文無しになることを「オケラになる」と言います。この植物から薬を作るときに根っこを使うのですが、皮をはぐ工程が、まるで〝身ぐるみ剥ぐ〟ように見えることが由来なんだとか。秋の七草のひとつ、キキョウも咲いていました。高貴な色合いが美しい憧れのです。

同じく、秋の七草のひとつの「オミナエシ」も。ほかにも、ワレモコウなども生えています。

流紋岩の岩場があって、この上に登ると景色がよいので、ふつうの登山道もあるのですが、わざわざここを通ります。

尾根を下っていくと、やがて松原八幡宮の御旅所へ出ます。ここは、「灘のけんか祭り」のときに、麓で屋台練りを終えた屋台や神輿が登ってきて、神事を行う場所。かなりの坂の上にあるので、重たい屋台をかついでいる男衆は本当に大変だと思います。

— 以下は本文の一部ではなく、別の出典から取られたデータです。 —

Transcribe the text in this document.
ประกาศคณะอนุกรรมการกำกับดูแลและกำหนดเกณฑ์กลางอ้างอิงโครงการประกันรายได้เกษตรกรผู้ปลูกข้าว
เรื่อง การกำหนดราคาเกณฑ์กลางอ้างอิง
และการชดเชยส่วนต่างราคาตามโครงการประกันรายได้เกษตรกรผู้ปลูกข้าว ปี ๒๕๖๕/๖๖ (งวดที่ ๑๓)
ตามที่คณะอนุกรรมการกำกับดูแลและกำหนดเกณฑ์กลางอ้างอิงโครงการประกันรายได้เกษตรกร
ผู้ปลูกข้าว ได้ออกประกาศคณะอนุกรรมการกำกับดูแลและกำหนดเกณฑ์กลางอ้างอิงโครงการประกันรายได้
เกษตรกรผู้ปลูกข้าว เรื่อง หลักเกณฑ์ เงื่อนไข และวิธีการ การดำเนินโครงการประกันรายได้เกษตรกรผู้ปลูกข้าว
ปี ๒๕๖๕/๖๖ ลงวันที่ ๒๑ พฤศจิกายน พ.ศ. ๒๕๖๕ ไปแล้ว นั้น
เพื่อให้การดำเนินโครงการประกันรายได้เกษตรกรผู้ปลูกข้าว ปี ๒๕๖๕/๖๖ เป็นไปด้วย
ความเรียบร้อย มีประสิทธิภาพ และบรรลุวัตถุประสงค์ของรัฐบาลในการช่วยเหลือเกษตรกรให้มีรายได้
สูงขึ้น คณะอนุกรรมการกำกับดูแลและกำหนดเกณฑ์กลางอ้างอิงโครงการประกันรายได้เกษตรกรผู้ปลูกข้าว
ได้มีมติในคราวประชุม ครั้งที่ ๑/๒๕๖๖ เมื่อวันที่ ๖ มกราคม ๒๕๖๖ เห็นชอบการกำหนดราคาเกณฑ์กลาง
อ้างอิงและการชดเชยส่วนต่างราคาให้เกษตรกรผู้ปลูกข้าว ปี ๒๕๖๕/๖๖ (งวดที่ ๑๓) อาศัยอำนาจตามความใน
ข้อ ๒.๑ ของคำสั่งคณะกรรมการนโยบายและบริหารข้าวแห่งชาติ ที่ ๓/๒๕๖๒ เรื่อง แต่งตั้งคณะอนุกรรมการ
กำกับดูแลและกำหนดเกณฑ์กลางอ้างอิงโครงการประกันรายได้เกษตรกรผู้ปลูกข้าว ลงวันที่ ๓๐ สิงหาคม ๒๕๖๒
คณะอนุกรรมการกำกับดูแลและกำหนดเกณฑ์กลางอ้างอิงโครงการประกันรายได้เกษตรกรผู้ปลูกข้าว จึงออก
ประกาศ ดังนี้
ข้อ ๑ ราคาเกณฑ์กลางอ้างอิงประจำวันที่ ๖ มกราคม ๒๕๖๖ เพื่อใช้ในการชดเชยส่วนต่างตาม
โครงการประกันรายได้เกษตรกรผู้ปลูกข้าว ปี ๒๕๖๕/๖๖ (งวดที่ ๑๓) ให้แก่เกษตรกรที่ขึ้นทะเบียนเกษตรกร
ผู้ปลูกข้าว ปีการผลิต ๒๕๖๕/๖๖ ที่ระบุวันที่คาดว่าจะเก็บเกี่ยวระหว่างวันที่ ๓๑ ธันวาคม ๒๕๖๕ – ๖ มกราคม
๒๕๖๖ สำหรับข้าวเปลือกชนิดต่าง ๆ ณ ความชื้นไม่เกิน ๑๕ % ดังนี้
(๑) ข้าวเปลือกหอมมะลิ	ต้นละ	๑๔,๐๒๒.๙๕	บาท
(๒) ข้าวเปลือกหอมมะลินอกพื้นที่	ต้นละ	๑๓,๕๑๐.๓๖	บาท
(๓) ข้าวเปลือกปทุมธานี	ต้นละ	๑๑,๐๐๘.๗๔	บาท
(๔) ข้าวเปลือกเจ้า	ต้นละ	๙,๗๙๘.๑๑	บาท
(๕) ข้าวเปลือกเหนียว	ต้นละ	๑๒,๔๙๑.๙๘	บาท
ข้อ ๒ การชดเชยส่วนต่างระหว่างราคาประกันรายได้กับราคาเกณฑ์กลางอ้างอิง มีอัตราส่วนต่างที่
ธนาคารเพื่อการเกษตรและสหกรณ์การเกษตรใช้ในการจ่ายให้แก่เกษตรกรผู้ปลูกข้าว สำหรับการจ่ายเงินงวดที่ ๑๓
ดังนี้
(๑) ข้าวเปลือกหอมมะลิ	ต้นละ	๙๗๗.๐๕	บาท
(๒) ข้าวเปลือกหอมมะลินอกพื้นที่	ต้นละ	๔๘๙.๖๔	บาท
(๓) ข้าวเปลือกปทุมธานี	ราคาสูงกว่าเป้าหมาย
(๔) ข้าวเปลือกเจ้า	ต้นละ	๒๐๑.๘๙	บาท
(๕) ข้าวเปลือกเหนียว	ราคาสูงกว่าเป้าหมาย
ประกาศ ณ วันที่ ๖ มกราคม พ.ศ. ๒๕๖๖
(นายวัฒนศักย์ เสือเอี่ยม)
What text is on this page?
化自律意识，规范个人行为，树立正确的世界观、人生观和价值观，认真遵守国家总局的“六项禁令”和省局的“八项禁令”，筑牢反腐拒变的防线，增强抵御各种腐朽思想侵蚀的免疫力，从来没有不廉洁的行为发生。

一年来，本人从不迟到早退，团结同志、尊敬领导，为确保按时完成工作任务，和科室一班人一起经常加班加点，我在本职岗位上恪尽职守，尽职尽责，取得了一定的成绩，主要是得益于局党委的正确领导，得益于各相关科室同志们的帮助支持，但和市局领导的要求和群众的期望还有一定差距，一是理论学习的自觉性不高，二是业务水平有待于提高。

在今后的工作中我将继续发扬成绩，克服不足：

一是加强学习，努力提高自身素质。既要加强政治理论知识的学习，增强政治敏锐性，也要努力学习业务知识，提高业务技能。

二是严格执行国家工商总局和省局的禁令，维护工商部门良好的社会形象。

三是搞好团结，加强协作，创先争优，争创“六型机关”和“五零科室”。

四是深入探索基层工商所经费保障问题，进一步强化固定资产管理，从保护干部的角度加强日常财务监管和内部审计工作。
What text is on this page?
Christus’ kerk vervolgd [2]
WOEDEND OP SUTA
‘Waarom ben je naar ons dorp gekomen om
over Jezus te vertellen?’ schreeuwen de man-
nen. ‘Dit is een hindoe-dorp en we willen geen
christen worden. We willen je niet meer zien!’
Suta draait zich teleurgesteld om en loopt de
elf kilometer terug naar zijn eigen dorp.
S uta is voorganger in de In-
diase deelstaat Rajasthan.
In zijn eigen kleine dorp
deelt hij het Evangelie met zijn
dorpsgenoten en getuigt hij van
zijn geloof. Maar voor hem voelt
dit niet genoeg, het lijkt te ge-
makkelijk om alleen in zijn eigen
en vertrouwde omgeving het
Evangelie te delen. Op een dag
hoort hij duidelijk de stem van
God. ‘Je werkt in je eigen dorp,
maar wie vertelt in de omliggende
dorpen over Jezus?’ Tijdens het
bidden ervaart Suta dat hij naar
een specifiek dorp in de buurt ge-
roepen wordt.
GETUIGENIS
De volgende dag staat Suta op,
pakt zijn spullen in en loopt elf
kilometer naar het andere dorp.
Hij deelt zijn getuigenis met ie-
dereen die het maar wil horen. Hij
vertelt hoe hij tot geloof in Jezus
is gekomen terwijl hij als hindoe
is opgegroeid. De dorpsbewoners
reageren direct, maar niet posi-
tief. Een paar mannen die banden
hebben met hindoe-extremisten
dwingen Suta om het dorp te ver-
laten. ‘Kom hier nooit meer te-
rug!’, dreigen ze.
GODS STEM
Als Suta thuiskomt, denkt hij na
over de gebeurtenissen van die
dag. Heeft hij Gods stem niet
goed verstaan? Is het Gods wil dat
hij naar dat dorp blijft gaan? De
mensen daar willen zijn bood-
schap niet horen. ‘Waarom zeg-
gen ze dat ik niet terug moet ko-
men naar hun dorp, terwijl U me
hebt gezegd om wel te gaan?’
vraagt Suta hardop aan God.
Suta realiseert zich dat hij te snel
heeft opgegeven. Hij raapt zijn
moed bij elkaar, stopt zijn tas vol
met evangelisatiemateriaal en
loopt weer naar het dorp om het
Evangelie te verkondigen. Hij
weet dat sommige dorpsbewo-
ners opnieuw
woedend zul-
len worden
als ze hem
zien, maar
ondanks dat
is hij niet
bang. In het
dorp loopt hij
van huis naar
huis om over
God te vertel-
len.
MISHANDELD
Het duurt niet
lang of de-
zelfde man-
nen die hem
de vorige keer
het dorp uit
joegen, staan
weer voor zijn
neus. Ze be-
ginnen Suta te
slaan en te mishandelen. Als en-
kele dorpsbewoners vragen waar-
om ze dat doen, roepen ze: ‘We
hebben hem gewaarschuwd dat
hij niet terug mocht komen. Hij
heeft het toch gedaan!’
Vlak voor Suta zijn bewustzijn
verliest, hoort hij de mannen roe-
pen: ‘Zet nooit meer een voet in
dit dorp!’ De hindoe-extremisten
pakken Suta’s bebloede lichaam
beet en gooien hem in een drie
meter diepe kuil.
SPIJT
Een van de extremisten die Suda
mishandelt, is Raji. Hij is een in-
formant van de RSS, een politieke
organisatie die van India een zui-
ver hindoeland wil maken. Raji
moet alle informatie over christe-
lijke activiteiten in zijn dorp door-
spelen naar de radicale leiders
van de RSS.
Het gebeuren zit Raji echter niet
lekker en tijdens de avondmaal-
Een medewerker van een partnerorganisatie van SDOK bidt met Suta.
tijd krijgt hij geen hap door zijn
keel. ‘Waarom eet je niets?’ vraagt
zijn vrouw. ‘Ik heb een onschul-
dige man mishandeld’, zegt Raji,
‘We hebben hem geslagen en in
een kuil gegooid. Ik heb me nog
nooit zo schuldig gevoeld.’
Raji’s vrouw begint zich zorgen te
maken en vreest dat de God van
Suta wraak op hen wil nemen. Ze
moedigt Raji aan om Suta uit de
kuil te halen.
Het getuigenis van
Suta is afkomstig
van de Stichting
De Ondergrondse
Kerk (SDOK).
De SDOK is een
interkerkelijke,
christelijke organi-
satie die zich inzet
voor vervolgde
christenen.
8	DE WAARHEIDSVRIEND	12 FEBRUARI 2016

下山して、ゴールの松原八幡宮へ。天平宝字七年創建と伝わる古社で、妻鹿の漁民が海の中から八幡大菩薩と書かれた紫壇の朽木を拾い上げたことから、豊前の宇佐八幡宮の分霊を祀ったとされています。

祭りの名残でしょうか、拝殿の前に屋台が3基据えられていました。格調高い造りですが、祭りのときにはこれを激しくぶつけあって、壊れるほど神意にかなうとされているとか。

さて、せっかく播磨灘の「前どれ」がいただける地に来たのだから、食べていかないと! 坊勢島の魚が直送されてくる妻鹿漁港にある海鮮問屋併設の食堂で、しらす丼をいただきました。

魚の煮つけ、魚のあらで出汁をとった味噌汁も絶品でした。 秋から早春にかけての播州方面は、温暖で晴天率が高く、ハイキングには最適。そして美味しいものもたくさんあるのが何よりの魅力です。